La regola aurea della democrazia americana, «il vincitore è figlio di quelli che vanno a votare», ha colpito ancora. «Quelli» sono il mix (classi sociali, etnie, portatori di interessi), che rappresentano la segmentazione dell’elettorato: ogni volta cambia. L’establishment dem-rep aveva avuto l’idea di affidarne il franchising alla Fondazione Clinton, perché trovasse il mix giusto. Pensava di averla trovata: establishment dem-rep, finanza, banche, Silicon Valley, media, intellettuali, manager, funzionari pubblici, neri e ispanici quanto basta, un goccio di angostura, e tanto ghiaccio.
Il «buzzurro» Donald Trump, con la tipica scaltrezza del costruttore edile (un business ove il rapporto imprenditore-lavoratori non ha mediazioni), aveva invece annusato che il livello di odio del popolo verso le élite era arrivato a un punto tale da poter deflagrare da un momento all’altro. Così è stato.
Ho passato la notte con Enrico Mentana, per seguire passo dopo passo la grande sceneggiata, certo che sarebbe finita con una vittoria della Fondazione Clinton, l’avevo anche scritto sulla Verità, anche se era chiaro che il momento della verità si stava avvicinando, la storia stava giocando contro gli attuali establishment, e loro lo sapevano. Per la prima volta una Fondazione sarebbe diventata presidente degli Stati Uniti, così si sarebbero comprati quattro anni di vita. «Comprare tempo» è diventata l’unica strategia delle Classi Dominanti, in America e in Europa. Su questo si doveva lavorare.
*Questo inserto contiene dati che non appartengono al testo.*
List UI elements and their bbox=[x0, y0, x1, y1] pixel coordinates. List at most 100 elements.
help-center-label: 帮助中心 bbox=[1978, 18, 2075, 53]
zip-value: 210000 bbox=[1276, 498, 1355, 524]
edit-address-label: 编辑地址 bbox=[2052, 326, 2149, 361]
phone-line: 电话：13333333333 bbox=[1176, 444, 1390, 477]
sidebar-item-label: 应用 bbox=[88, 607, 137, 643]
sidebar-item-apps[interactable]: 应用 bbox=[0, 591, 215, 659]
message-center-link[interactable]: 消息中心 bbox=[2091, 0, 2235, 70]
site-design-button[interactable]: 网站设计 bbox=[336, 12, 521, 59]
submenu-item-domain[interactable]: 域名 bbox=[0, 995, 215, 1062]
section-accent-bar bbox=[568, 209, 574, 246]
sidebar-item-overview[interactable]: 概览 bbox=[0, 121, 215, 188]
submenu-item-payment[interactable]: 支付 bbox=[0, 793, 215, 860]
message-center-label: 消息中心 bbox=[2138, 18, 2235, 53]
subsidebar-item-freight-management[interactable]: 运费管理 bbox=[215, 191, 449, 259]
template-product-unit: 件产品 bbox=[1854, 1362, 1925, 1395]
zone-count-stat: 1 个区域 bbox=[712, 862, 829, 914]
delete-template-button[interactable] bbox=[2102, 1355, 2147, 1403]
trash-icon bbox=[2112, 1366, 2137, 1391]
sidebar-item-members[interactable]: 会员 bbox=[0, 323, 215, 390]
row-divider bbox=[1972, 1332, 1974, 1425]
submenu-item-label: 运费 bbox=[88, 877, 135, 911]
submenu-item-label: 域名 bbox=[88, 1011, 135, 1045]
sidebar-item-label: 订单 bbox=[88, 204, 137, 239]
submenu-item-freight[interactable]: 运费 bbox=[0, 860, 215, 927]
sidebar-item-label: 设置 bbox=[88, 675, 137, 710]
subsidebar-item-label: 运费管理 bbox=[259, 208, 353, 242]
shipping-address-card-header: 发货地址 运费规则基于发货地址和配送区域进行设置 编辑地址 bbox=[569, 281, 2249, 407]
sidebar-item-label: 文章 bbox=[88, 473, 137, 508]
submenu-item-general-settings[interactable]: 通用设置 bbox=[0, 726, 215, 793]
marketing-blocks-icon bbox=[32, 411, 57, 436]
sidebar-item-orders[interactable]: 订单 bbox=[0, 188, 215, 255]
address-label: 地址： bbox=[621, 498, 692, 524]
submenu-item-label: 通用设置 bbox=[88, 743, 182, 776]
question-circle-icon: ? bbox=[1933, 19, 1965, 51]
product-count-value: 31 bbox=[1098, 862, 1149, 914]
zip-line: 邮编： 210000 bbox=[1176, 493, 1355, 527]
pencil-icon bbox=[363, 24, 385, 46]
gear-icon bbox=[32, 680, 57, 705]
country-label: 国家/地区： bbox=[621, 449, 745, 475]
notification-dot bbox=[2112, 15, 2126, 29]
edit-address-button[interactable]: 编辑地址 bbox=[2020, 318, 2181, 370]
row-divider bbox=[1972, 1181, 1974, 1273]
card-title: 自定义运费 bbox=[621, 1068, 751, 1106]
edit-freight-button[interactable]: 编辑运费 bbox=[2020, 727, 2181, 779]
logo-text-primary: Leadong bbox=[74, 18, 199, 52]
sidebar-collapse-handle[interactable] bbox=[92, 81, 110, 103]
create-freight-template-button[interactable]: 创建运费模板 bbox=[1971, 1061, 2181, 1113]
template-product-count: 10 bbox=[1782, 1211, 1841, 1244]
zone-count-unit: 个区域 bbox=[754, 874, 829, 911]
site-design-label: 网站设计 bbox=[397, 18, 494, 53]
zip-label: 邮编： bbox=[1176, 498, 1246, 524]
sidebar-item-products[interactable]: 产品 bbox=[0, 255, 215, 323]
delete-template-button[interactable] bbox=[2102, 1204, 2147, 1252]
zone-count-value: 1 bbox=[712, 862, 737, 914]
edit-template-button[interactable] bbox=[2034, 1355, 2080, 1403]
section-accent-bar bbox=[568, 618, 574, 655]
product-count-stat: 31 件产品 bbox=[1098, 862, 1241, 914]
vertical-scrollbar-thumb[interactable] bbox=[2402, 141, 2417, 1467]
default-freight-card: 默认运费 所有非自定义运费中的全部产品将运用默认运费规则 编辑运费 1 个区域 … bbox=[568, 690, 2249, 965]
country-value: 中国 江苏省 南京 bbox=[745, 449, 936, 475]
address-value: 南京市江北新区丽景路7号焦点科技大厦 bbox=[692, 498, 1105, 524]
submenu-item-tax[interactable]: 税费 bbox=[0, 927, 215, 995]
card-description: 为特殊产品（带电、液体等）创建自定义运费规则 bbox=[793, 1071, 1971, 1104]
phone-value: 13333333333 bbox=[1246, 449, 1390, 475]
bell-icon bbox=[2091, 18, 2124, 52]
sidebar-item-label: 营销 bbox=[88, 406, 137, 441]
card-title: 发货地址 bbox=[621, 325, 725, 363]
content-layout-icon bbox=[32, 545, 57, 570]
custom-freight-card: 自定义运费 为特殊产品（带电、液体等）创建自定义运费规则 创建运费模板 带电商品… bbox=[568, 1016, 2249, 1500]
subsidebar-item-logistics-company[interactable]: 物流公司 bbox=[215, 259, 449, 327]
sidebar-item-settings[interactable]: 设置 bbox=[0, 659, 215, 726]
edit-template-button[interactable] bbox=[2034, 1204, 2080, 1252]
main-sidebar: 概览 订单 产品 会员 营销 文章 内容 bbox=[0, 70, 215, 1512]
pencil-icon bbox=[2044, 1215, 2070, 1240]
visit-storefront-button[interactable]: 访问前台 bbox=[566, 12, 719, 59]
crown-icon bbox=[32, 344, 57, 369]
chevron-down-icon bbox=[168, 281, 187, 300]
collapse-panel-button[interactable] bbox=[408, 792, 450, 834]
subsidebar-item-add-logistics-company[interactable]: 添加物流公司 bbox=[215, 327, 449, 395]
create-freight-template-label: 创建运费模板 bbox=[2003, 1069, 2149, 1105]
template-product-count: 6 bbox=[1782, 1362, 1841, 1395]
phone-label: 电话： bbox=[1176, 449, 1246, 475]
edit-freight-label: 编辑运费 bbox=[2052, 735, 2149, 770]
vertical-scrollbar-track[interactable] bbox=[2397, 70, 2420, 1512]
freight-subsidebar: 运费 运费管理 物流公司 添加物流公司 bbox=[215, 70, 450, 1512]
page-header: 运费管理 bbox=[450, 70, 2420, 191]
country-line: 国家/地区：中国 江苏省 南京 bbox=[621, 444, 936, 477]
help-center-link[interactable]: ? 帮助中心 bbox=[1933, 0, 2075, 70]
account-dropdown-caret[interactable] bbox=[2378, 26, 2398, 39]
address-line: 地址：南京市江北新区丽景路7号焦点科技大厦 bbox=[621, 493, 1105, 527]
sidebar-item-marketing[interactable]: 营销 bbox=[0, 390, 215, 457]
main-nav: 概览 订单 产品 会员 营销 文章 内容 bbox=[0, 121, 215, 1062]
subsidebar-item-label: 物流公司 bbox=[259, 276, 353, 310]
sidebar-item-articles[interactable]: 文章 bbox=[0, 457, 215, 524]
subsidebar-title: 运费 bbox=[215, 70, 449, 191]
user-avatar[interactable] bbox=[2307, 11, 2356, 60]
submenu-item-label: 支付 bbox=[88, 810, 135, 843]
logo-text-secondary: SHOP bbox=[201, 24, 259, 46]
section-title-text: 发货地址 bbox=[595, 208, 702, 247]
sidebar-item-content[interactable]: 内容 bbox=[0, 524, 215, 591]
In un’intervista all’amico Marco Valerio Lo Prete (Il Foglio), persino Neill Ferguson, grande storico del capitalismo (quello vero, non quello miserabile di oggi), sottolineava alcune profonde implicazioni politico-culturali, utilizzando una curiosa filastrocca sociologica: «Se oggi in America votassero i soli bianchi, Trump vincerebbe. Se votassero solo i bianchi di sesso maschile, Trump stravincerebbe. Se votassero solo i bianchi di sesso maschile senza laurea, Trump conquisterebbe tutti i 50 Stati». Analisi affascinante, al contempo vera e falsa, come tutte le nostre analisi sull’America.
Come le élite europee analizzarono Brexit? «Hanno votato No gli ignoranti, bianchi e pure poveri». Ora che ha vinto Trump scriveranno. «È stato eletto da bianchi ignoranti, sdentati, fumatori incalliti, consumatori di cibi spazzatura e di reality show»? Facciano pure, ma quando dai al popolo la possibilità di premere i tasti Ctrl-Alt-Canc, questo lo fa, serenamente.
I sacerdoti che governano l’attuale modello politico economico, pur di mantenere status, bonus, patrimoni, hanno puntato sull’usato sicuro, sulla Fondazione Clinton. Scelta presa dopo molte analisi e molte simulazioni. Stante le nuove tecnologie, conosciamo addirittura, grazie ai diavoli digitali di Wikileaks, unico contrappeso ai feudatari digitali di Wall Street e di Silicon Valley, il discorso segretissimo fatto da The Hillary per chiedere l’appoggio (e i quattrini) ai finanziatori: «Sono lontana dalla gente, il mio compito è aiutare le banche a crescere».
L’establishment demo-rep sapeva perfettamente che dopo queste elezioni la faglia politico-sociale del Paese si sarebbe allargata ancora di più, quelli al di là della faglia non avrebbe riconosciuto la sua vittoria. La maggioranza silenziosa ha sciolto il nodo in modo brutale: ha detto «basta, ripuliamo la palude». Così l’America si è liberata in un colpo solo di tre orrende famiglie politiche, i Clinton, i Bush, gli Obama.
Trump è stato l’ostetrica di questo nuovo corso, come la Brexit e tutte le elezioni che si succederanno lo saranno per l’Europa. Un punto è chiaro: l’attuale modello politico-economico, abbandonato l’ascensore sociale, ridotto il lavoro a commodity, promosso a modello lavorativo la gig economy, trasformati i cittadini in miserevoli consumatori, dovrà essere profondamente modificato. Persino papa Francesco aveva scelto di stare al di là della faglia: «Vergogna, salvate le banche e non le persone», otto parole terribili, d’altro canto noi uomini di mondo conosciamo la genialità della Chiesa cattolica nell’advertising e nell’immaginare il futuro.
«Un altro ballo e la mia reputazione è rovinata», diceva preoccupata Rossella O’Hara in Via col vento. E allora balliamo, sereni.